Plain Language Accessible to non-experts

Imagine you're in a kitchen cooking. You have a recipe (MLP model) and need to choose the right kitchen tools (optimizers) to complete the dish. AdamW is like your go-to pan, reliable but not the best for every dish. The Muon optimizer is like a new multi-functional pan, a bit more complex to use but can make the dish taste better. The study found that Muon performs better when handling complex dishes (complex models), while for simple dishes (simple models), using some tricks (like EMA) can also improve performance. Although Muon might take more time to use, it's definitely worth trying if you want to make a sumptuous dinner.

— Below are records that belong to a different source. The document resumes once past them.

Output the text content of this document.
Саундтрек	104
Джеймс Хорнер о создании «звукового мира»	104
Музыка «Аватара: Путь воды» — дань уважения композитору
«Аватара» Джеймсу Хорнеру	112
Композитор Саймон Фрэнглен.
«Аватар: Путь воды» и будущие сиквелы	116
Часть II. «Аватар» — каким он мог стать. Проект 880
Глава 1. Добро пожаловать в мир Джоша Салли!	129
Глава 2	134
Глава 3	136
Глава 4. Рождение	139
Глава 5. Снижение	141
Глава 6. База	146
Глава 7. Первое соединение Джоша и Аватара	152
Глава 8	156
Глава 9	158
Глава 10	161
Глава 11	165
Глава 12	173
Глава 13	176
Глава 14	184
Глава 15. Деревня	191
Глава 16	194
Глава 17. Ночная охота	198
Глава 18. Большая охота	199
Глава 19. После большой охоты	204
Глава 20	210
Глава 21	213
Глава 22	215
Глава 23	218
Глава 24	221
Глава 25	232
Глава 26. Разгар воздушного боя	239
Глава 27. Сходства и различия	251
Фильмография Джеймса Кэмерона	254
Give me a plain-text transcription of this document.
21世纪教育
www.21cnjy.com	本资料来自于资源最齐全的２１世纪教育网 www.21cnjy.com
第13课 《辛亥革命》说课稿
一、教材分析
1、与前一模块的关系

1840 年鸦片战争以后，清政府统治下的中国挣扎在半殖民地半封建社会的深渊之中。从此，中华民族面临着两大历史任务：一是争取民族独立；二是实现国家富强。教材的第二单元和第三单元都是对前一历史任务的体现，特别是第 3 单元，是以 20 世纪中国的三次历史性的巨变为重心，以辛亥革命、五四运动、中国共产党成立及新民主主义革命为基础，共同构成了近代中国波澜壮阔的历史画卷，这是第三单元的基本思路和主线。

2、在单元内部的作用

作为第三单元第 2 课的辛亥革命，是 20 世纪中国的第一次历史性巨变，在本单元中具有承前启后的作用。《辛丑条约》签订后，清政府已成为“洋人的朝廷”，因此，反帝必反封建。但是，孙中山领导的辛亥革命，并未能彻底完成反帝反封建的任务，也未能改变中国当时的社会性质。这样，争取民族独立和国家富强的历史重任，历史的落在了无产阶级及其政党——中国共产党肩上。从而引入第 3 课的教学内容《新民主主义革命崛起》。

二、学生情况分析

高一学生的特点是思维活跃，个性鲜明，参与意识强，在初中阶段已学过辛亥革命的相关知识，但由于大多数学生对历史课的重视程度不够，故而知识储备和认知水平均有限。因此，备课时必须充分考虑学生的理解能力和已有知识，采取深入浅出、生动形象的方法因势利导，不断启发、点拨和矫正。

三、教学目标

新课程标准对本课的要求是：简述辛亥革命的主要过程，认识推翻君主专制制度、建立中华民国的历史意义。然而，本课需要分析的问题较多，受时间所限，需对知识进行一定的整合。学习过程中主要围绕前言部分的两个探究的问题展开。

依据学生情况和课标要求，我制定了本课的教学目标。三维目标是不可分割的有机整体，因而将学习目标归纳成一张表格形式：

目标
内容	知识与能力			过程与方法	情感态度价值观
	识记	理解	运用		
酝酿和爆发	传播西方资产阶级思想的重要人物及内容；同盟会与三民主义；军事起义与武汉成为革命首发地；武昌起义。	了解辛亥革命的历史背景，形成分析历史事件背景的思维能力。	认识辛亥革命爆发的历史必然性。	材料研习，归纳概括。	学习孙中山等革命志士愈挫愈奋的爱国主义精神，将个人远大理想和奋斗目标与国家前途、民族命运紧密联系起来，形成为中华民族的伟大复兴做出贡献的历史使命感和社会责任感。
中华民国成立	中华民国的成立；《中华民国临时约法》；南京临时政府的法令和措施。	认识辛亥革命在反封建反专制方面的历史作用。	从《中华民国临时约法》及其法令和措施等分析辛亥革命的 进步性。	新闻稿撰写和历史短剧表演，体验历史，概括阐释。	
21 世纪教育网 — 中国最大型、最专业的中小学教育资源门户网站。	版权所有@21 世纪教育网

ELI14 Explained like you're 14

Hey there! Did you know scientists are working on making computers smarter, especially when it comes to handling tables of data? It's like using different notebooks for different subjects at school. Scientists are looking for the best tool to train computers. AdamW is their usual tool, like your favorite notebook. But they've found a new tool called Muon, like a super notebook that helps computers learn better! However, this new tool is a bit slow, like writing slowly but neatly. Scientists also found some tricks to make the old tool work better. In the future, they'll keep researching these tools to see if they can make computers learn both quickly and well!

Glossary

Optimizer

An algorithm used to adjust model parameters to minimize the loss function. In this paper, optimizers are used to train MLP models.

The study compares 15 optimizers on tabular data performance.

MLP (Multi-Layer Perceptron)

A neural network architecture consisting of multiple fully connected layers, commonly used for processing tabular data.

MLP is the primary model architecture studied in this paper.

AdamW

A widely used optimizer that combines Adam optimizer with weight decay regularization.

AdamW is the default optimizer in tabular deep learning.

Muon

A novel optimizer that has shown strong performance in various domains.

The study finds Muon outperforms AdamW on tabular data.

EMA (Exponential Moving Average)

A technique that improves model performance by averaging model weights over time.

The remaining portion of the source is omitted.